INDUSTRIAL APPLICABILITY The container of the present invention can be made into containers of various shapes and has an appropriate rigidity as compared with the conventional container made of a base material in which polyamide layers such as nylon 6 and nylon 66 are laminated. And is excellent in gas barrier property, and is excellent in that various articles can be stored for a long period of time more than ever before.

─────────────────────────────────────────────────── ─── Continuation of front page (51) Int.Cl. ⁷ Identification code FI theme coat (reference) B29L 22:00 B65D 1/00 BF term (reference) 3E033 BA21 BB08 CA16 FA04 4F100 AB10 AB33 AK01C AK01D AK04G AK07 AK07G AK46 AK46A AK46B AK48 AK48A AK48B AK63 AL05A BA03 BA04 BA05 BA10B BA10D BA15 CB00C DA01 EH20 GB16 GB23 JA06A JA06B JA11A JA11B JA20 JB16C JB16D JD02 JD02A JD02B JD03 JK01 JL11C YY00 YY00A YY00B 4F208 AA29 AC03 AG03 AG07 AG24 AH55 MA01 MA02 MA03 MB01 MB22 MC01 MC02 MC03 MG04

Claims (3)

[Claims] 1. A polyamide (C) layer and a polyamide (B)
A multilayer container obtained by forming a multilayer film or a sheet shape in which at least one layer of another thermoplastic resin layer is further laminated, wherein polyamide (B) is polyamide 6
And polyamide (C) is polyamide (A) 10-9
It is a mixed polyamide in which 0% by weight and 90 to 10% by weight of the polyamide (B) are mixed, and the polyamide (A) has a diamine component containing at least 70 mol% of metaxylylenediamine, and a dicarboxylic acid component having 6 to 10 carbon atoms. Twelve α,
A polyamide obtained by polymerizing a dicarboxylic acid component containing ω-aliphatic dicarboxylic acid in an amount of 70 mol% or more, which is superior in gas barrier property to polyamide (B) and is used in low-temperature crystallization at 160 ° C. in a depolarization photometric method. The measured value of the half-crystallization time is a polyamide larger than the polyamide (B), and the multilayer container has (1) vacuum forming, pressure forming,
Alternatively, it is a container obtained by molding by any of vacuum pressure molding, (2) the area drawing ratio of the container is 1.2 to 5, and (3) the container wall in the cross section of the molding die is Enclosed by a line that connects the line that forms the container wall and the line that forms the container wall in the container cross section corresponding to the area A of the portion surrounded by the line that connects the forming line and the upper surface of the mold The ratio (a / A) of the area a of the broken portion is 0.95
When molded to have a portion having a thickness of 1.00, the ratio of the thickness t (mm) of the thinnest portion of the container body to the center thickness T (mm) of the container bottom in the container cross section is 0.60.
A multi-layer container characterized by being in the range of 1.00. 2. The polyamide (C) has a relative viscosity of 1.9 to.
Polyamide (A) of 4.5, and solubility index of 13 ±
The multi-layer container according to claim 1, which is obtained by melt-kneading the polyamide (B) in the range of 1.5 under the condition that the following relational expression holds. (0.25X-2.2) ≦ logR ≦ (0.25X−
0.5) (where X is the blending ratio (wt%) of the polyamide (A) based on the total weight of the polyamide (A) and the polyamide (B), and R is the polyamide (A) and the polyamide (A)).

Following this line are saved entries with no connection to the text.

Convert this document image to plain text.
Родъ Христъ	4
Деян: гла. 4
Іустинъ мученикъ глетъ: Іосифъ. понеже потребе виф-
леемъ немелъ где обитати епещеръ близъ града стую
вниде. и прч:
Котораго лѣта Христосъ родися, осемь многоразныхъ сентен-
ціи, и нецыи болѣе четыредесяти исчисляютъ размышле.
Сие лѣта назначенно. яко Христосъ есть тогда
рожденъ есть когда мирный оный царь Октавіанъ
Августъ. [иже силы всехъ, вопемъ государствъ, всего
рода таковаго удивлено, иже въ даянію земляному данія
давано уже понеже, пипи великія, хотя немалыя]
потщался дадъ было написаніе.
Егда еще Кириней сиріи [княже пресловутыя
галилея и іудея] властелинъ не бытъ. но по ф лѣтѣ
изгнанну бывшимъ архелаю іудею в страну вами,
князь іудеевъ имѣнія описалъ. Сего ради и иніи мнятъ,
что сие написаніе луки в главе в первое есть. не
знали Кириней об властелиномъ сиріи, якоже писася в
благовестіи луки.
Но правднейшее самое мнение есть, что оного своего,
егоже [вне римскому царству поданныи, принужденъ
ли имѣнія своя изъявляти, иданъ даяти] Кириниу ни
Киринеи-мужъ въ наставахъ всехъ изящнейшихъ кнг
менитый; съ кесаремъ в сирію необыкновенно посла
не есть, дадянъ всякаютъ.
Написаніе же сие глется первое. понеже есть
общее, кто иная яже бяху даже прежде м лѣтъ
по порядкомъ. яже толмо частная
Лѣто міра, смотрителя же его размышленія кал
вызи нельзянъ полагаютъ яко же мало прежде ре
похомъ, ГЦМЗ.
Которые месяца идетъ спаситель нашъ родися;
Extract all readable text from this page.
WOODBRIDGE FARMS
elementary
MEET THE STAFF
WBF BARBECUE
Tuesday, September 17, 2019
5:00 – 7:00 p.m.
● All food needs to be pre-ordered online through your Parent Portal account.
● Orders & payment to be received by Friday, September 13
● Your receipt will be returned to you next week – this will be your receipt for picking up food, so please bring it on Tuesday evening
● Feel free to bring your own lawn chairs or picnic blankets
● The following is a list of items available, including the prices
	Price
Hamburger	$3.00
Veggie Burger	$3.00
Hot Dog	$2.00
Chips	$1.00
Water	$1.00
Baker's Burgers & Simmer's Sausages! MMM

The melt viscosity ratio of the polyamide (A) to the polyamide (B) at a temperature 20 ° C. higher than the melting point of the polyamide having the higher melting point of the polyamide of B), where X is 10 to 90 (weight). %) Range) 3. A layer structure of polyamide (B) / polyamide (C) / adhesive / base material or polyamide (B) /
Adhesive / polyamide (C) / adhesive / base material, The multilayer container according to claim 1 or 2.